Despite the improvement in electronics and IC sales, semiconductor manufacturing indicators remain soft. Fab utilization rates and capital expenditures continue to decline in the second half of this year. Overall, capex on non-memory is expected to outperform memory in 2023, but even spending in the non-memory segments has begun to weaken. Total capital expenditures in Q4 2023 are hovering at the levels seen in Q4 2020.
While overall semiconductor capital equipment sales are declining in line with capital expenditures, the contraction in wafer fab equipment spending has turned out to be much shallower than expected this year. Furthermore, back-end equipment billings are projected to increase in Q4 2023.
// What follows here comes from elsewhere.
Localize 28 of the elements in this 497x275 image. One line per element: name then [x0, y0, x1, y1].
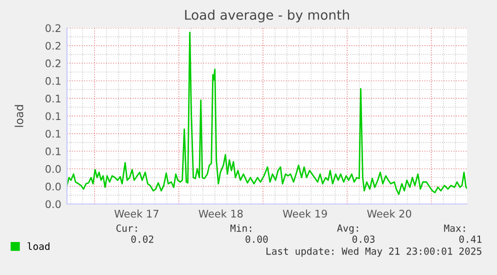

“While semiconductor markets have seen year-over-year declines the last five quarters, year-over-year growth is expected to return in the fourth quarter of 2023 as production cuts have worked their way through the supply chain,” says Boris Metodiev, director of market analysis at Techinsights. “On the other hand, front-end equipment sales have been performing much better than the IC market, buoyed by government incentives and the filling of backlogs, strengths expected to continue next year.”